By Zoran Radosavljevic
LJUBLJANA (Reuters) - Slovenia's prime minister-designate promised on Thursday she would be able to heal its banks and avoid an international bailout after a banking crisis that dethroned her conservative predecessor just a year into office.
Legislators dismissed Janez Jansa's cabinet on Wednesday night and handed the baton to Alenka Bratusek, a centre-left finance expert tasked with preventing the fourth financial rescue of a euro zone member country since 2008.
"Considering that Slovenia is still under the EU average in terms of public debt, I still believe that with the steps we will take Slovenia will solve the position of its public finances on its own," Bratusek, leader of Positive Slovenia, told Reuters in an interview on Thursday.
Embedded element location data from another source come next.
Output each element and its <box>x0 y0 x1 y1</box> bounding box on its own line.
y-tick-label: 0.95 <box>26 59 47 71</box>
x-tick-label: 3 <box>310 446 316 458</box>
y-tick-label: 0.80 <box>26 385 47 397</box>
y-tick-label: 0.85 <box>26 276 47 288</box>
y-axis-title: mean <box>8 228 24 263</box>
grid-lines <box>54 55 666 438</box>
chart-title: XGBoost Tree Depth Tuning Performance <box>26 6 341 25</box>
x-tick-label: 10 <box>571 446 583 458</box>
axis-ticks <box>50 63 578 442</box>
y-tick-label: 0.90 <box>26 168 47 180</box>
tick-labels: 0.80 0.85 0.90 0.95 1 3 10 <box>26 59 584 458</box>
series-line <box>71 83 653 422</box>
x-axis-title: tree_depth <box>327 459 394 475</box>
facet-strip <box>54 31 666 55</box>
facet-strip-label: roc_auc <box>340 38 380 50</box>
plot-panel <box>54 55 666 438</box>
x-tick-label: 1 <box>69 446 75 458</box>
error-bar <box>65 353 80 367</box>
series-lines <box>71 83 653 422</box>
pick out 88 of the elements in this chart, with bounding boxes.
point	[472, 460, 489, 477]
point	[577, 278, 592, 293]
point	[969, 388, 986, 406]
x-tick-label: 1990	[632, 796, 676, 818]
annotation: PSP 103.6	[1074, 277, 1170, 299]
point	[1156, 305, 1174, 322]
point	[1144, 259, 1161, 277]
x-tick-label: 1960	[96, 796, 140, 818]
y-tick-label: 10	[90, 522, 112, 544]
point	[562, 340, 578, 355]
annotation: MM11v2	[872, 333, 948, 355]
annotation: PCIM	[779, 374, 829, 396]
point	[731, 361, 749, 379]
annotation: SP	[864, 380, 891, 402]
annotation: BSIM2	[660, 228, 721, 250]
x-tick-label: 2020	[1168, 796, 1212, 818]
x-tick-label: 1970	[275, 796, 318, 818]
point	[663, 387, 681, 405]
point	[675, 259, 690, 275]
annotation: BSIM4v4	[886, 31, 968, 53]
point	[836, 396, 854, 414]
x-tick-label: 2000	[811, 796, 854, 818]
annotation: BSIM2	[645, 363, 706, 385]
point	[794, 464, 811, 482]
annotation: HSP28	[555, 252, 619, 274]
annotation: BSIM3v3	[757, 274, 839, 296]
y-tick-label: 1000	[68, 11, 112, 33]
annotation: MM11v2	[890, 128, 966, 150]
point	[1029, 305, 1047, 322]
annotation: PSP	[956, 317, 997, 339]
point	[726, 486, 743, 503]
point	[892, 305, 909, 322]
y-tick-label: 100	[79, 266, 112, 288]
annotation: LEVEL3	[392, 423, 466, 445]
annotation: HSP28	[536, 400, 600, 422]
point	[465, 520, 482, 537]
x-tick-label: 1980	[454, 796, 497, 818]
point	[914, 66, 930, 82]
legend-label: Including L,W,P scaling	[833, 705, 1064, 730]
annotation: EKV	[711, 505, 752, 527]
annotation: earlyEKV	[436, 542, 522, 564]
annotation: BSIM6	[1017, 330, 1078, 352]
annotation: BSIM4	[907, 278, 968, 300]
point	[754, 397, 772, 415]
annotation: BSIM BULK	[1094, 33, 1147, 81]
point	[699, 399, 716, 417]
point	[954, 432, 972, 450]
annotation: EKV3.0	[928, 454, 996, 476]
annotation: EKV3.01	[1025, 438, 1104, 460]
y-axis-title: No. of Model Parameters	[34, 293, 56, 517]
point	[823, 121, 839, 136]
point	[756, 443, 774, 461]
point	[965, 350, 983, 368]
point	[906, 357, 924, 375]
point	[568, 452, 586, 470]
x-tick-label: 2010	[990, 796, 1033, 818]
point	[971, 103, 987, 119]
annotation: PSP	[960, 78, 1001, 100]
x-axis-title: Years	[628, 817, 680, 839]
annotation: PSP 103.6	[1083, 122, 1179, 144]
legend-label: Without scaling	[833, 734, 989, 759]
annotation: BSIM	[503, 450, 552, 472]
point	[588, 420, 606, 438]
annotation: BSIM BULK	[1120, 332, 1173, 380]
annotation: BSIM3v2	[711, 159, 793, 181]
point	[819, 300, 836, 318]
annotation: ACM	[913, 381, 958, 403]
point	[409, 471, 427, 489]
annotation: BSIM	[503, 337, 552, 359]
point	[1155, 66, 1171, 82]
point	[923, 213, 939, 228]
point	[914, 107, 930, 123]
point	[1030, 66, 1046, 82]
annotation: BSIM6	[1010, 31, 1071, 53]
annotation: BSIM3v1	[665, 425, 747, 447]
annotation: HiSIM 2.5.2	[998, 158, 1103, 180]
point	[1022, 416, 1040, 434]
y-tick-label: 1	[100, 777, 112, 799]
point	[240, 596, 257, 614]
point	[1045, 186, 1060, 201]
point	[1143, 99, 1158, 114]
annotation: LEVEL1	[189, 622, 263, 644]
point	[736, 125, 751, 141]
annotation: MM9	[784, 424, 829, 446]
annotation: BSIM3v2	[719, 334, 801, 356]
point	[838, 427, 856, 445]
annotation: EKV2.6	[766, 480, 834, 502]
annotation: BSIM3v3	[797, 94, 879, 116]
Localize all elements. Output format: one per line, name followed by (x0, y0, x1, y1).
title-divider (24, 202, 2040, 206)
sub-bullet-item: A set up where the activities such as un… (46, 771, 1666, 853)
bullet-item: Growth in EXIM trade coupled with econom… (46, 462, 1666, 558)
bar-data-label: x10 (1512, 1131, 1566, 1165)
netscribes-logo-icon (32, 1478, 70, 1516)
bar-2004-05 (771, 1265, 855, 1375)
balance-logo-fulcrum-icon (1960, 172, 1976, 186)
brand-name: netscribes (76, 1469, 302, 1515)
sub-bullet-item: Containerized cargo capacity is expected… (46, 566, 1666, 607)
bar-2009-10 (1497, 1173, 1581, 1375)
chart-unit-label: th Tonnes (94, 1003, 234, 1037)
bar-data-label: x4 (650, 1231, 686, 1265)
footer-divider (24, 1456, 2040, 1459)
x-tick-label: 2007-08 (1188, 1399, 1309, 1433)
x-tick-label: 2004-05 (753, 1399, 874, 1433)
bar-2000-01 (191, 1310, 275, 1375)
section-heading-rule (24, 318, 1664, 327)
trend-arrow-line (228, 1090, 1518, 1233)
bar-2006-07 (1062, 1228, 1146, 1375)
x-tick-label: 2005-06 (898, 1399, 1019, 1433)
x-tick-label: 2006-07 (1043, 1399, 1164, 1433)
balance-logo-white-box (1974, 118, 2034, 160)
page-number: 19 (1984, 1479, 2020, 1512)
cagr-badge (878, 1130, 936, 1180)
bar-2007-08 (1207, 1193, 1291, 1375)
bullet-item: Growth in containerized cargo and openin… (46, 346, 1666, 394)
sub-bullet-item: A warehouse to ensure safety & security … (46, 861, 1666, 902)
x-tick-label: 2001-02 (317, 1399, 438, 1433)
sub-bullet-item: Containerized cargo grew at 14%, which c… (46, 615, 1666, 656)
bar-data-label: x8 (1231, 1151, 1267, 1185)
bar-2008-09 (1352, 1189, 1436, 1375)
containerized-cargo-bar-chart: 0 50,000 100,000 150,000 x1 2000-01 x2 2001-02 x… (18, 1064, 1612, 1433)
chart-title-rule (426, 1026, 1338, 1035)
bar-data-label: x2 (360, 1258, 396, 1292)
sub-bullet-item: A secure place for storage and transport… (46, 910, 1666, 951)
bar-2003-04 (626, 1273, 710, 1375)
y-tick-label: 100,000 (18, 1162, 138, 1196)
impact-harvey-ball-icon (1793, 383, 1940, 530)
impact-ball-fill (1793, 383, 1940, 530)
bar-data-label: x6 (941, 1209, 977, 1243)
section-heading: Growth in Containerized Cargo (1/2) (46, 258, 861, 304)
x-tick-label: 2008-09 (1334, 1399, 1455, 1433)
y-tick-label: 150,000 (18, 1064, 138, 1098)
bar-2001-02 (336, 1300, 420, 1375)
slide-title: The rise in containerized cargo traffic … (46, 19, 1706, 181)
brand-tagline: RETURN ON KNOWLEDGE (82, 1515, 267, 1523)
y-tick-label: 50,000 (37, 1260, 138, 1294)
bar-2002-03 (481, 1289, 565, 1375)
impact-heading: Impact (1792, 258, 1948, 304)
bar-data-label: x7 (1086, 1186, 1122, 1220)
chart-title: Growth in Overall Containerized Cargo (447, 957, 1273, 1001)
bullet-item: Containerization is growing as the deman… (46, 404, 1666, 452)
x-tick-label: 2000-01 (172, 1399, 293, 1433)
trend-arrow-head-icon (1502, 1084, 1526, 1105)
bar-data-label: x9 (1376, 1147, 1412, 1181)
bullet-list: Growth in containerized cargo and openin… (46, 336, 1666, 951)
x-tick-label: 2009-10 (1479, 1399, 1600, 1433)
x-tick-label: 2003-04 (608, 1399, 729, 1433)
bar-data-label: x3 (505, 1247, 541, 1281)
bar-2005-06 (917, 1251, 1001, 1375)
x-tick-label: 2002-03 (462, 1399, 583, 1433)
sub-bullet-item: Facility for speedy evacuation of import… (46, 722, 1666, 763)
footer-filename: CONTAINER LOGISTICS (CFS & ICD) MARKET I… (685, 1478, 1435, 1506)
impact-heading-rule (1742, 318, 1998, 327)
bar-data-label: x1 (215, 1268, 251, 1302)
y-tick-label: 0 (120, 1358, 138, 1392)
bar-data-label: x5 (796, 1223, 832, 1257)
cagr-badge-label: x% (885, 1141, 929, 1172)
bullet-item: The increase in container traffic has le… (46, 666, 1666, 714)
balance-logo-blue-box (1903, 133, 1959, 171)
Slovenia's public debt is well below the EU-tolerated ceiling of 60 percent of GDP, at 46.9 percent at the end of 2011, but its banks are heaving under 7 billion euros of bad loans, equivalent to 20 percent of GDP.
Jansa stepped down after failing to navigate through the former Yugoslav republic's worst economic and political crisis in 22 years of independence.
A member of the EU since 2004, the country of 2 million people has gone from economic trailblazer for the rest of eastern Europe when it joined the euro zone in 2007 to the latest ailing member of the 17-nation currency bloc.
With unemployment at a 14-year high and banks strangled by bad loans, speculation is rife that without urgent reform Slovenia may be unable to find affordable financing and repay some 2 billion euros of outstanding debt due in mid-2013.
Bratusek said her actions should appease investors.
"Considering that our program envisages agreement on three key things: overhaul of banks, consolidation of public finances in a way that will not curb growth, and better management of state assets, I believe we will reassure the financial markets," she said.
Parliament will probably vote in late March on Bratusek's proposed cabinet, which will also comprise the Social Democrats and two of Jansa's former allies.
If confirmed, she will be Slovenia's first female premier and could remain at the helm until an election due in 2015.